All during high school, I was rather protean, donning different personas based on who I was with, trying to figure out which one fit: the princess, the bad-ass, the brainiac, the All-American...I liked all of those roles, but knew they were just that, roles; costumes. Underneath, I was still the misfit. I knew I must belong somewhere, but it wasn't in any of those high school stereotypes.
|The Breakfast Club (Image from Mentalfloss.com)|
Somewhere along the line, Connie and I became best-friends. By college, we were inseparable. She knew my quirks and shortcomings and accepted them, and me, as I was, with no judgment. She remained my best friend, the person I turned to and knew I could rely on, through high school, college, grad school, a number of moves, and a failed marriage. Eventually, through jobs, marriages, and relocations, we lost touch. We'd visit each other's parents and pass friendly "hellos" through them, exchange Christmas cards, and that was it. I made new friends--based on shared interests and passions, not just geography, and didn't see Connie for years. They grew into decades.
But then I found Facebook. Connie and rediscovered each other, and after about twenty-years of not seeing each other, we made plans and got together. I was nervous, didn't know what to expect. What could we possibly talk about after all that time? What would we have in common any more?
We saw each other and it was like we'd never been apart. We had our own lives, had gone our own ways, and had different experiences, but our shared past gave us solid common ground from where to pick up and move forward. And we did. Connie made it easy because once again, as always, Connie was Connie and she didn't care about the differences that had separated us over the years. I was who I was, quirks and all, and that was fine by her. She hadn't changed a bit.
We've all seen people from our pasts and said, "You haven't changed a bit," when really they have. Physically, of course, we've all changed, and when we say it about someone's appearance we mean, "I can still recognize you under the gray hair/wrinkles/extra pounds." But the lives we've lived have changed us at the heart of who we were and are, our identities. The wild-child has become a respectable, hard-working member of the community, the beauty queen has a work-a-day life and family and bills to pay, the jock is no longer able to get by based on his performance in Saturday's game. Growing up has made us all more similar than different and the old labels no longer apply.
It took me longer than most, but I eventually found out who I am under all the acts and costumes. I learned to be myself and to be happy with that self.

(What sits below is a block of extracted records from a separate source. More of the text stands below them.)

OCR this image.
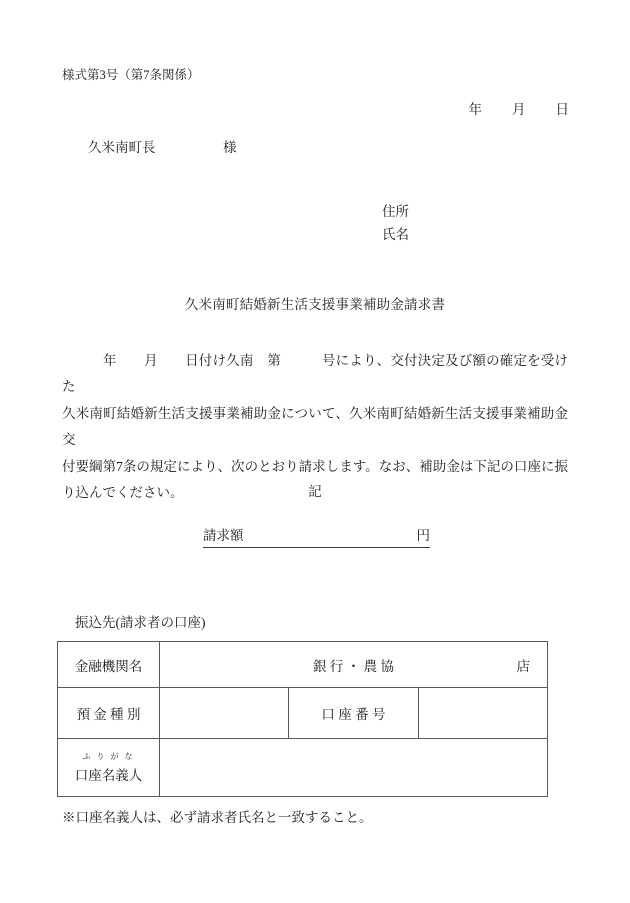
様式第3号（第7条関係）
年　　月　　日
久米南町長　　　　　様
住所
氏名
久米南町結婚新生活支援事業補助金請求書
　　　年　　月　　日付け久南　第　　　号により、交付決定及び額の確定を受けた
久米南町結婚新生活支援事業補助金について、久米南町結婚新生活支援事業補助金交
付要綱第7条の規定により、次のとおり請求します。なお、補助金は下記の口座に振
り込んでください。	記
請求額	円
振込先(請求者の口座)
金融機関名	銀 行 ・ 農 協 店		

預 金 種 別		口 座 番 号	

ふ り が な
口座名義人			

※口座名義人は、必ず請求者氏名と一致すること。
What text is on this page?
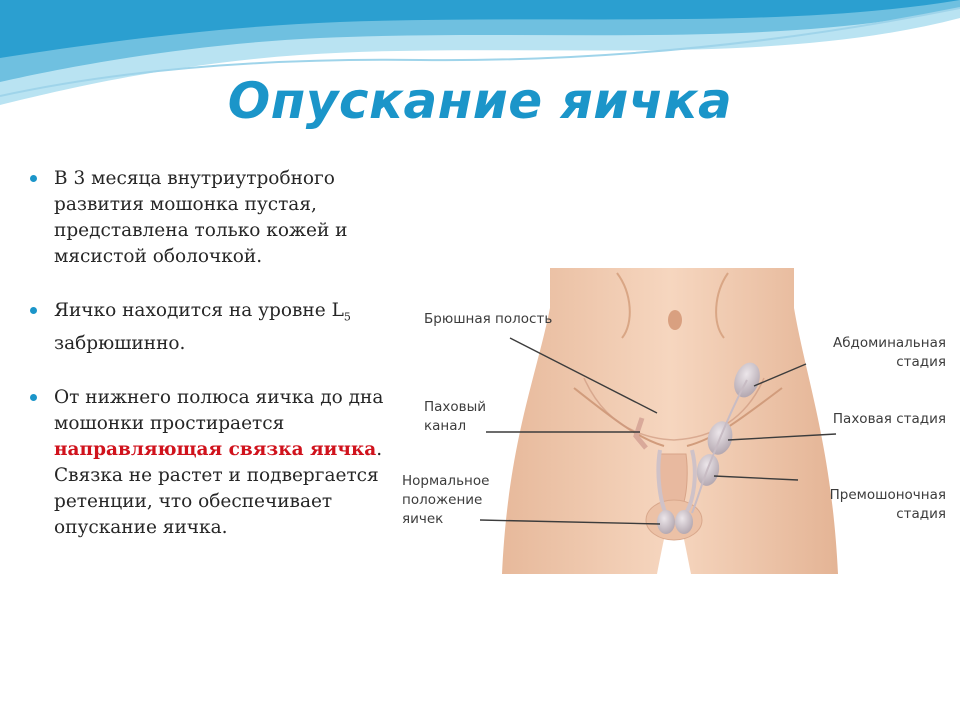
Опускание яичка
В 3 месяца внутриутробного развития мошонка пустая, представлена только кожей и мясистой оболочкой.
Яичко находится на уровне $L_5$ забрюшинно.
От нижнего полюса яичка до дна мошонки простирается направляющая связка яичка. Связка не растет и подвергается ретенции, что обеспечивает опускание яичка.
Брюшная полость
Паховый канал
Нормальное положение яичек
Абдоминальная стадия
Паховая стадия
Премошоночная стадия
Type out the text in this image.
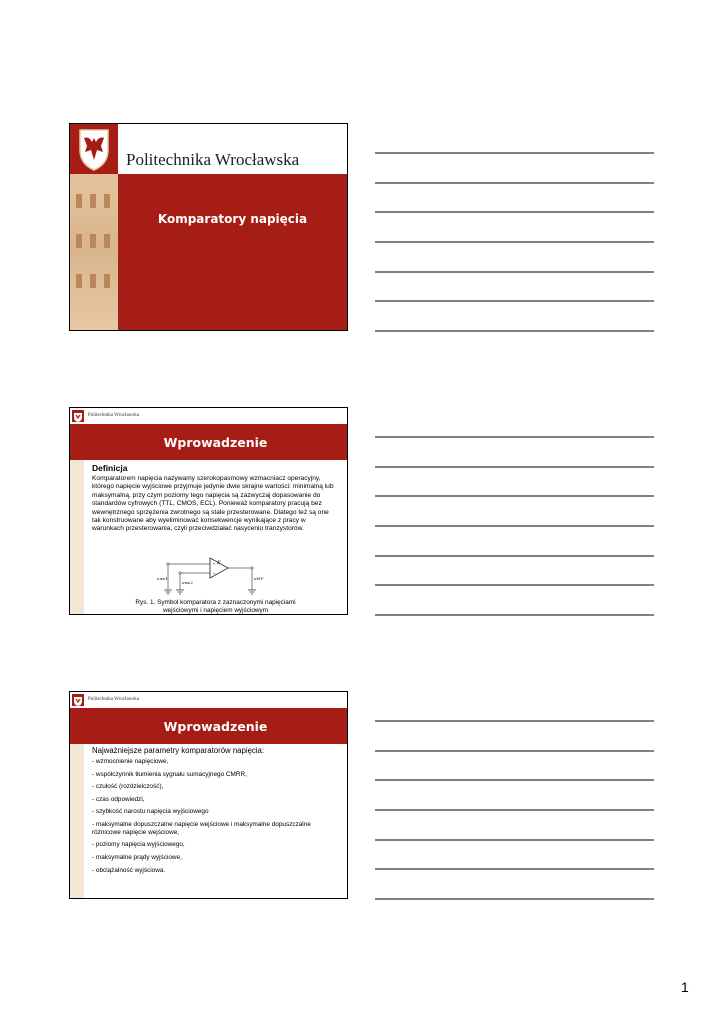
Politechnika Wrocławska
Komparatory napięcia
Politechnika Wrocławska
Wprowadzenie
Definicja
Komparatorem napięcia nazywamy szerokopasmowy wzmacniacz operacyjny, którego napięcie wyjściowe przyjmuje jedynie dwie skrajne wartości: minimalną lub maksymalną, przy czym poziomy tego napięcia są zazwyczaj dopasowanie do standardów cyfrowych (TTL, CMOS, ECL). Ponieważ komparatory pracują bez wewnętrznego sprzężenia zwrotnego są stale przesterowane. Dlatego też są one tak konstruowane aby wyeliminować konsekwencje wynikające z pracy w warunkach przesterowania, czyli przeciwdziałać nasyceniu tranzystorów.
+
−
K
uwe1
uwe2
uWY
Rys. 1. Symbol komparatora z zaznaczonymi napięciami
wejściowymi i napięciem wyjściowym
Politechnika Wrocławska
Wprowadzenie
Najważniejsze parametry komparatorów napięcia:
- wzmocnienie napięciowe,
- współczynnik tłumienia sygnału sumacyjnego CMRR,
- czułość (rozdzielczość),
- czas odpowiedzi,
- szybkość narostu napięcia wyjściowego
- maksymalne dopuszczalne napięcie wejściowe i maksymalne dopuszczalne różnicowe napięcie wejściowe,
- poziomy napięcia wyjściowego,
- maksymalne prądy wyjściowe,
- obciążalność wyjściowa.
1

I've been thinking a lot about Connie recently, as she and her husband go through some challenges. For all these years, I think I've taken for granted how very special she is. Reconnecting with her, I see that she really hasn't changed. What hasn't changed about her? Her basic "Connie-ness" that made her so special. Connie has always been her own person, marching to her own drummer, not giving a damn if someone else didn't like the beat. A talented athlete, she partied and smoked and hung out with both crowds. A good enough student, she passed her classes without putting in much effort, and didn't feel out of place with the either the brainiacs or the slackers. She didn't fit in perfectly with any group, but had friends in every group. I think that's because she doesn't see our differences as something that separates us, but as something that makes us all interesting. She knew what she liked and didn't, acted according to who she was, and felt no need to hide that. She swears like a sailor, drinks like a fish, smokes like a chimney. She can identify where someone is from by their accent within the first ten words out of their mouth. She can listen and hear beneath the words, and truly hear, but not judge, just understand. Connie has always known who she is and has always been unapologetically herself and is happy to let everyone else be exactly who they are.
As kids, I didn't always appreciate that about her. Thus, our frequent falling-outs throughout high school. Seeing Connie now is like a trip back in time in the Delorean, right back to how she was in our teens and twenties. She continues to be true to herself, 100% unapologetically Connie. Now that I know who I am and can be myself, I understand how hard that is, especially for teenagers and young adults. I'm in awe of the strength and courage it takes to do that, and in awe of Connie for having always had that strength and courage.